S. Sadagopan, director of the Bangalore-based Indian Institute of Information Technology, said nearly 70 per cent of India's software programmers are developers - those who design the specifications for software that is then coded by other programmers.

The creativity of developers helps popularise standards and demand for code-generating tools rises as more developers adopt a standard.

Fun and challenges

Wooing programmers and their employers in Bangalore, India's southern software centre involves blending serious mental challenges with fun. Microsoft and Sun line up daylong seminars and months-long competitions, laced with entertainment.

In the past few weeks, Microsoft, Sun and chipmaker Intel have all held seminars for Indian developers. Sun's "Tech Days" saw 1,000 paid attendees, the Intel Developers Forum 700 and Microsoft's VisualStudio tool show drew 7,500.

Techie seminars are turning increasingly glitzy, with huge screens, music and lights fit for rock shows.

"It's 99 per cent serious, but we also have popcorn and candy and bands playing," Sun spokeswoman Aparna Devi Pratap said about the company's annual developer show.

Exports of software and allied services from India ignored a slowdown last year, growing 29 per cent to $7.5 billion in the 12 months to March. The current year is expected to see a 30 per cent rise despite a sagging recovery in the USA.

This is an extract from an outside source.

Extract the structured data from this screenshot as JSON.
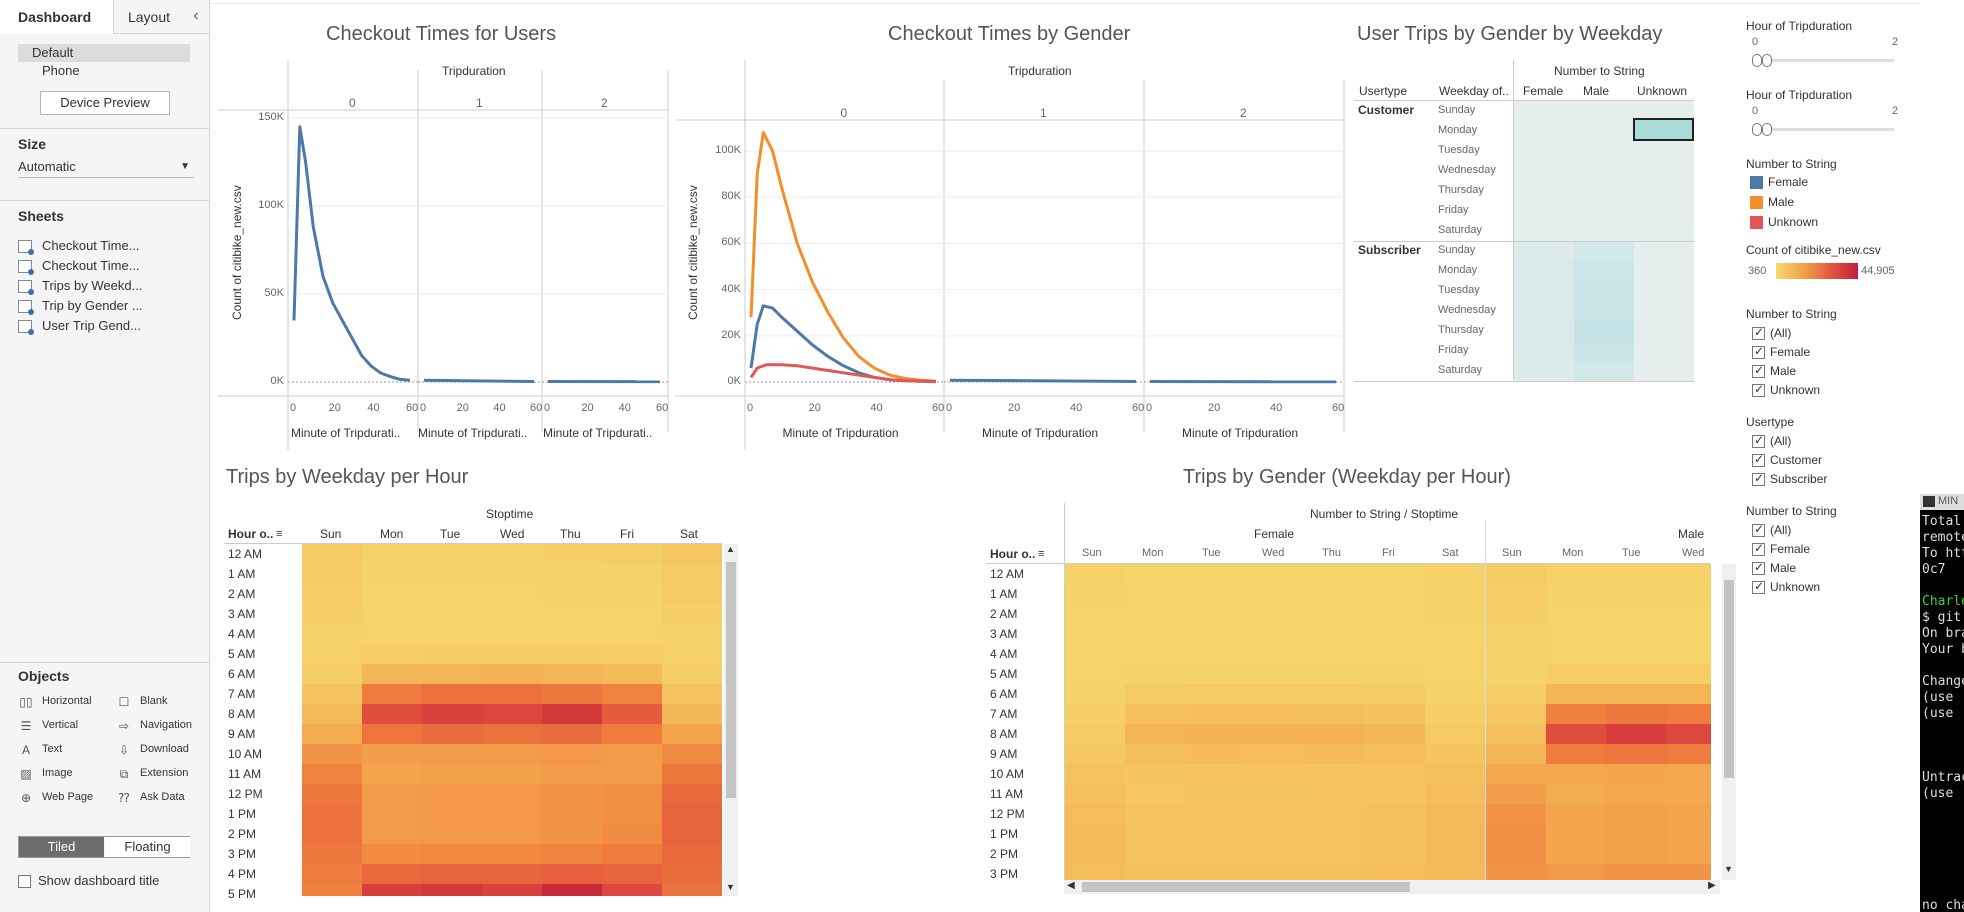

Underlining the importance of the industry, Microsoft senior marketing manager Daniel Ingitaraj says the number of programmers in India is expected this year to equal the 5,00,000 to 5,50,000 in the USA.

But people are hard to count in the world's second most populous country and other estimates of the number vary wildly from 3,50,000 to 7,00,000.

The huge number of programmers is one reason for the low wages.

"There is an abundance of skills in Microsoft technologies. Because of this, the price at which you can hire the skills is lower," Gopal Kulkarni, chief executive of Kendra Technologies, which makes software to help human resource managers, sift job applications said.

Inexpensive

In Bangalore, home to more than 1,000 software companies, you can hire a young programmer of Sun's Java language for around $ 200 a month - less than a tenth of what a US counterpart would cost.

At least the incentives from the software companies are good: Sun's include up to 60 per cent discounts on hardware for developers while Microsoft offers software at a fraction of market cost. Academic winners got a free trip to Microsoft's Redmond headquarters, while professionals won digital cameras.